The Phnom Penh Post

US state set for first fentanyl execution

-

NEBRASKA was scheduled on Tuesday to carry out America’s first execution employing the opioid fentanyl as part of a four-drug combinatio­n that has never before been used.

The powerful synthetic painkiller – a key cause of death in America’s opioid and heroin abuse epidemic – was to be the second injection administer­ed to Carey Dean Moore, sentenced to death for two 1979 murders.

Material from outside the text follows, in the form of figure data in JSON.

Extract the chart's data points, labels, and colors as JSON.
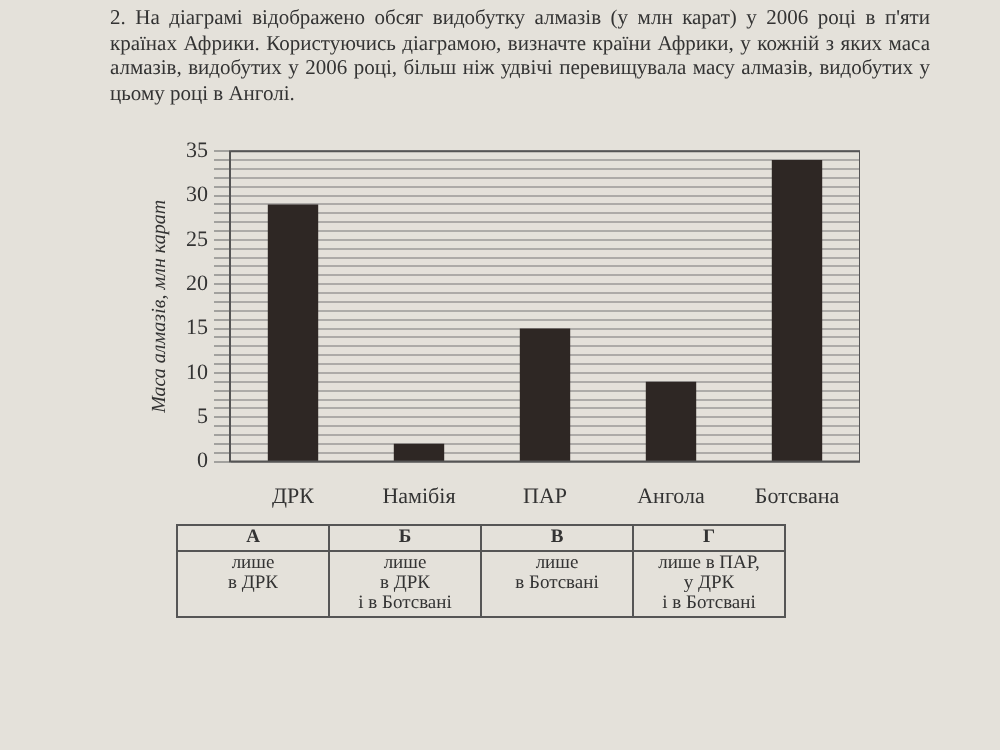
{
  "chart_data": {
    "type": "bar",
    "title": "2. На діаграмі відображено обсяг видобутку алмазів (у млн карат) у 2006 році в п'яти країнах Африки. Користуючись діаграмою, визначте країни Африки, у кожній з яких маса алмазів, видобутих у 2006 році, більш ніж удвічі перевищувала масу алмазів, видобутих у цьому році в Анголі.",
    "ylabel": "Маса алмазів, млн карат",
    "categories": [
      "ДРК",
      "Намібія",
      "ПАР",
      "Ангола",
      "Ботсвана"
    ],
    "values": [
      29,
      2,
      15,
      9,
      34
    ],
    "color": "#2e2724",
    "ylim": [
      0,
      35
    ],
    "yticks": [
      0,
      {
        "value": 1,
        "label": null
      },
      {
        "value": 2,
        "label": null
      },
      {
        "value": 3,
        "label": null
      },
      {
        "value": 4,
        "label": null
      },
      5,
      {
        "value": 6,
        "label": null
      },
      {
        "value": 7,
        "label": null
      },
      {
        "value": 8,
        "label": null
      },
      {
        "value": 9,
        "label": null
      },
      10,
      {
        "value": 11,
        "label": null
      },
      {
        "value": 12,
        "label": null
      },
      {
        "value": 13,
        "label": null
      },
      {
        "value": 14,
        "label": null
      },
      15,
      {
        "value": 16,
        "label": null
      },
      {
        "value": 17,
        "label": null
      },
      {
        "value": 18,
        "label": null
      },
      {
        "value": 19,
        "label": null
      },
      20,
      {
        "value": 21,
        "label": null
      },
      {
        "value": 22,
        "label": null
      },
      {
        "value": 23,
        "label": null
      },
      {
        "value": 24,
        "label": null
      },
      25,
      {
        "value": 26,
        "label": null
      },
      {
        "value": 27,
        "label": null
      },
      {
        "value": 28,
        "label": null
      },
      {
        "value": 29,
        "label": null
      },
      30,
      {
        "value": 31,
        "label": null
      },
      {
        "value": 32,
        "label": null
      },
      {
        "value": 33,
        "label": null
      },
      {
        "value": 34,
        "label": null
      },
      35
    ],
    "grid": "y",
    "legend": false,
    "annotations": [
      "А\nлише\nв ДРК",
      "Б\nлише\nв ДРК\nі в Ботсвані",
      "В\nлише\nв Ботсвані",
      "Г\nлише в ПАР,\nу ДРК\nі в Ботсвані"
    ]
  }
}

Moore is not contesting his execution, the state’s first in 21 years. But a last-minute legal challenge filed on his behalf could still cause a delay.

Underscori­ng the difficulty states across the country have had in obtaining previously employed execution drugs, three of the four intravenou­s medication­s Nebraska is scheduled to use have never before been used for lethal injections.

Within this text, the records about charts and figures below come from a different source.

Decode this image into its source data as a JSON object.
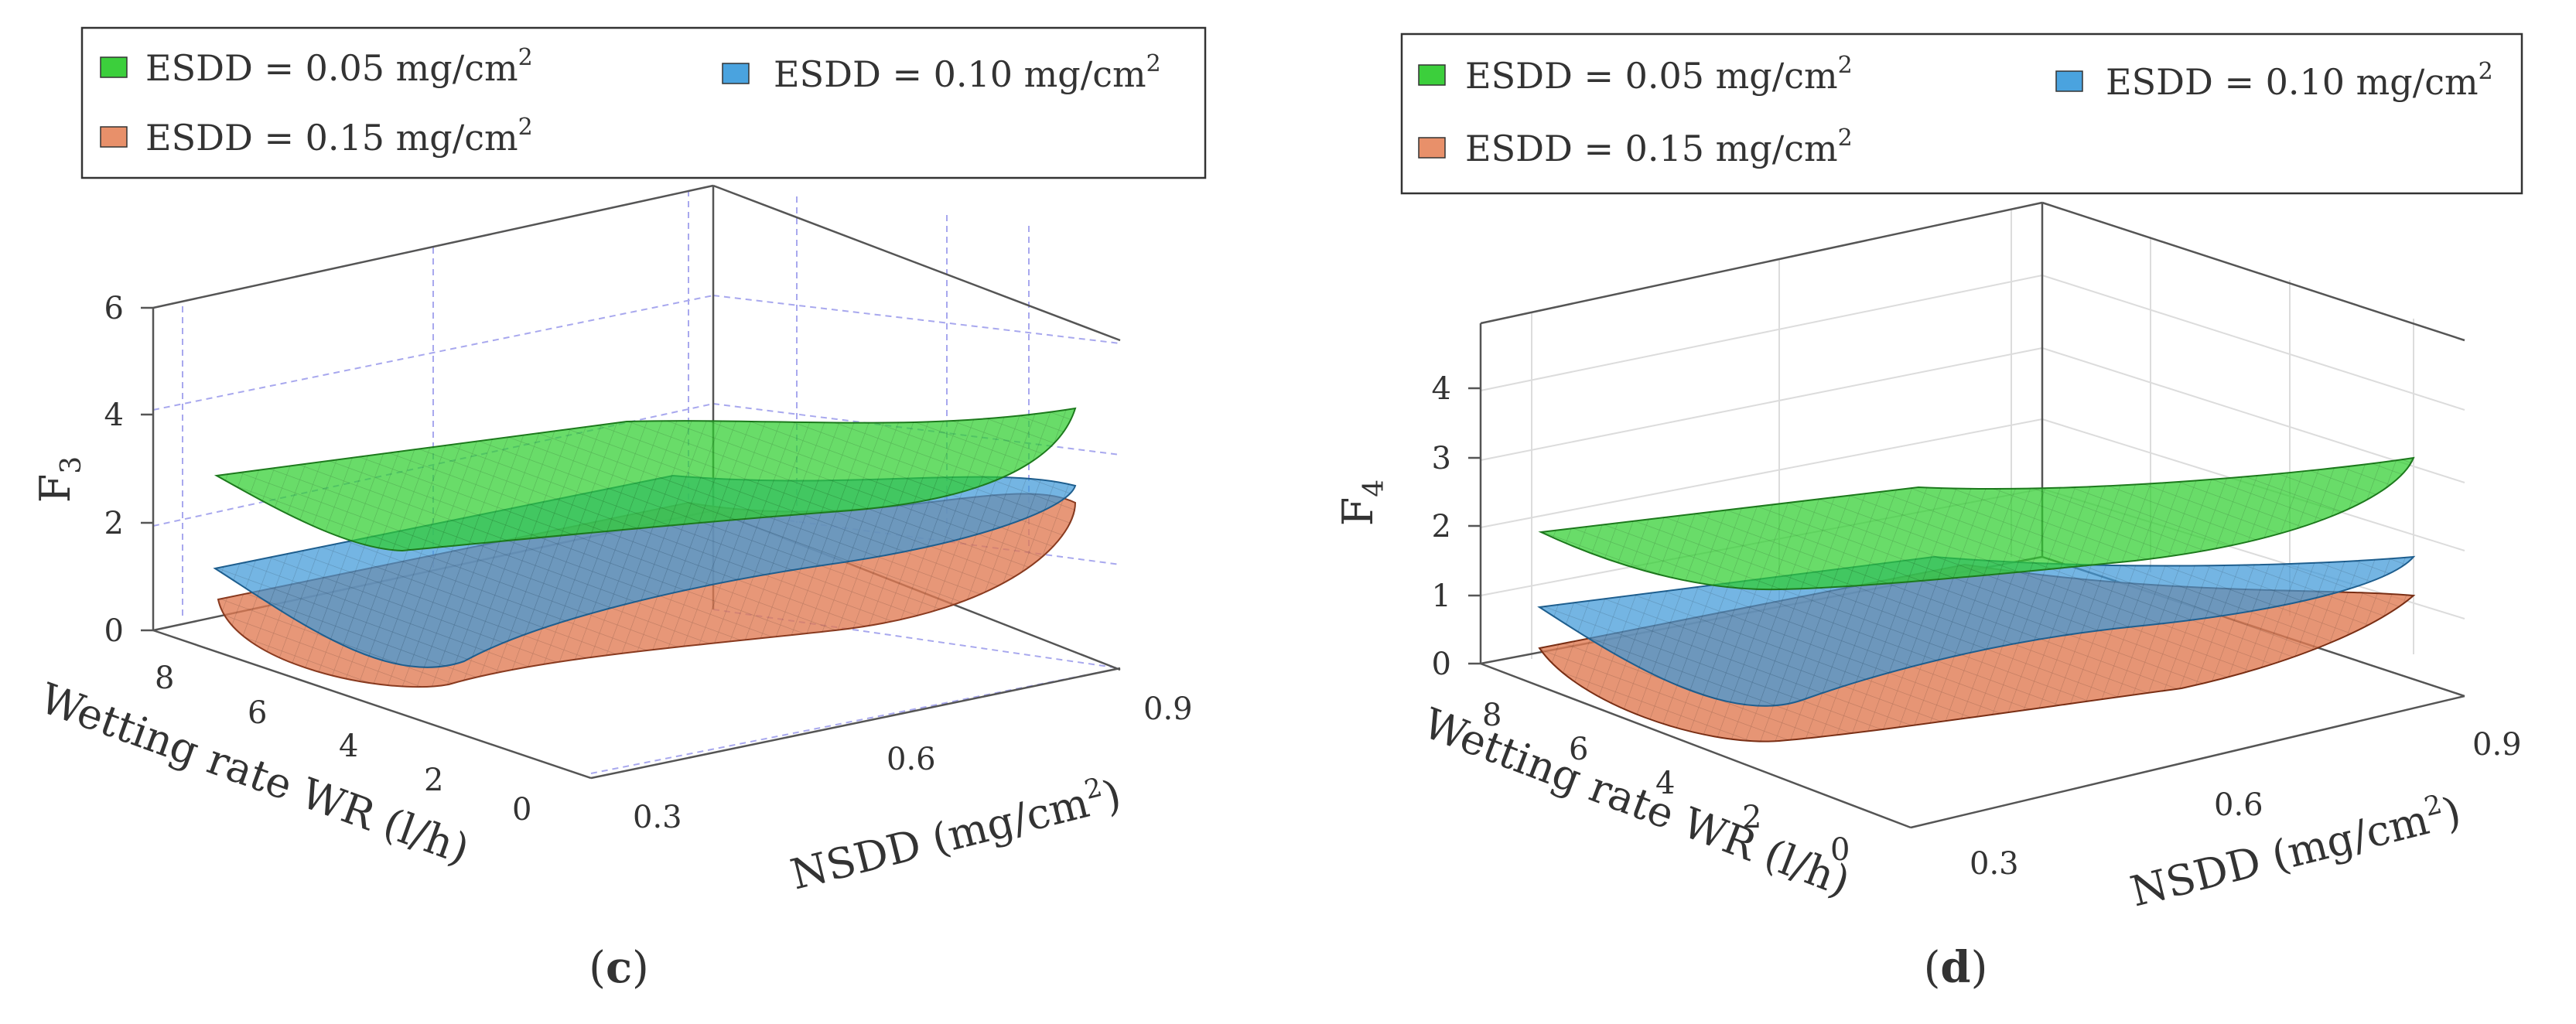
{
  "chart_data": [
    {
      "type": "surface3d",
      "panel_label": "c",
      "zlabel_base": "F",
      "zlabel_sub": "3",
      "xlabel": "Wetting rate WR (l/h)",
      "ylabel_main": "NSDD (mg/cm",
      "ylabel_sup": "2",
      "ylabel_close": ")",
      "x_ticks": [
        "0",
        "2",
        "4",
        "6",
        "8"
      ],
      "y_ticks": [
        "0.3",
        "0.6",
        "0.9"
      ],
      "z_ticks": [
        "0",
        "2",
        "4",
        "6"
      ],
      "zlim": [
        0,
        6
      ],
      "legend": [
        {
          "label": "ESDD = 0.05 mg/cm",
          "sup": "2",
          "color": "#3ccf3c"
        },
        {
          "label": "ESDD = 0.10 mg/cm",
          "sup": "2",
          "color": "#4aa3df"
        },
        {
          "label": "ESDD = 0.15 mg/cm",
          "sup": "2",
          "color": "#e8906a"
        }
      ],
      "series": [
        {
          "name": "ESDD = 0.05 mg/cm2",
          "corners": {
            "wr9_nsdd03": 2.8,
            "wr0_nsdd03": 1.6,
            "wr9_nsdd09": 3.3,
            "wr0_nsdd09": 4.2
          }
        },
        {
          "name": "ESDD = 0.10 mg/cm2",
          "corners": {
            "wr9_nsdd03": 1.2,
            "wr0_nsdd03": 0.4,
            "wr9_nsdd09": 2.0,
            "wr0_nsdd09": 2.9
          }
        },
        {
          "name": "ESDD = 0.15 mg/cm2",
          "corners": {
            "wr9_nsdd03": 0.5,
            "wr0_nsdd03": 0.1,
            "wr9_nsdd09": 1.2,
            "wr0_nsdd09": 2.4
          }
        }
      ]
    },
    {
      "type": "surface3d",
      "panel_label": "d",
      "zlabel_base": "F",
      "zlabel_sub": "4",
      "xlabel": "Wetting rate WR (l/h)",
      "ylabel_main": "NSDD (mg/cm",
      "ylabel_sup": "2",
      "ylabel_close": ")",
      "x_ticks": [
        "0",
        "2",
        "4",
        "6",
        "8"
      ],
      "y_ticks": [
        "0.3",
        "0.6",
        "0.9"
      ],
      "z_ticks": [
        "0",
        "1",
        "2",
        "3",
        "4"
      ],
      "zlim": [
        0,
        4.5
      ],
      "legend": [
        {
          "label": "ESDD = 0.05 mg/cm",
          "sup": "2",
          "color": "#3ccf3c"
        },
        {
          "label": "ESDD = 0.10 mg/cm",
          "sup": "2",
          "color": "#4aa3df"
        },
        {
          "label": "ESDD = 0.15 mg/cm",
          "sup": "2",
          "color": "#e8906a"
        }
      ],
      "series": [
        {
          "name": "ESDD = 0.05 mg/cm2",
          "corners": {
            "wr9_nsdd03": 1.8,
            "wr0_nsdd03": 1.2,
            "wr9_nsdd09": 2.0,
            "wr0_nsdd09": 2.8
          }
        },
        {
          "name": "ESDD = 0.10 mg/cm2",
          "corners": {
            "wr9_nsdd03": 0.7,
            "wr0_nsdd03": 0.2,
            "wr9_nsdd09": 1.0,
            "wr0_nsdd09": 1.5
          }
        },
        {
          "name": "ESDD = 0.15 mg/cm2",
          "corners": {
            "wr9_nsdd03": 0.1,
            "wr0_nsdd03": 0.0,
            "wr9_nsdd09": 0.5,
            "wr0_nsdd09": 0.9
          }
        }
      ]
    }
  ]
}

It is a pivotal test for the state, which last performed an execution in 1997 by electric chair.

The American Civil Liberties Union on Monday asked the state’s highest court to delay Moore’s execution, according to the Omaha World-Herald newspaper.

The civil rights group claimed Moore’s death sentence had been automatica­lly commuted to a life sentence in 2015, when the Nebraska state legislatur­e abolished the death penalty, the newspaper reported.

Four-drug mixture

Nebraska voters reinstated capital punishment by referendum in the November 2016 election.

Moore has been on death row for 38 years and has said he does not want further delays.

While in his early 20s he was sentenced to death in 1980 for the killings of two Omaha taxi drivers five days apart.

Nebraska’s four-drug lethal injection mix consists of the sedative diazepam to render unconsciou­sness, the painkiller fentanyl citrate, the muscle relaxer cisatracur­ium to stop an inmate’s breathing, and, finally, potassium chloride to stop the heart. Only potassium chloride has been used before in executions.

Drug manufactur­ers and providers have been increasing­ly hostile to selling to states in order to prevent their medication­s from being used for executions.

States across the country have had to scramble to find the drugs they need, with varying degrees of success, or to find alternativ­e drugs and establish new protocols.

Fentanyl killed more than 20,000 people in the US in 2016. It is 50 times more powerful than heroin and up to 100 times stronger than morphine.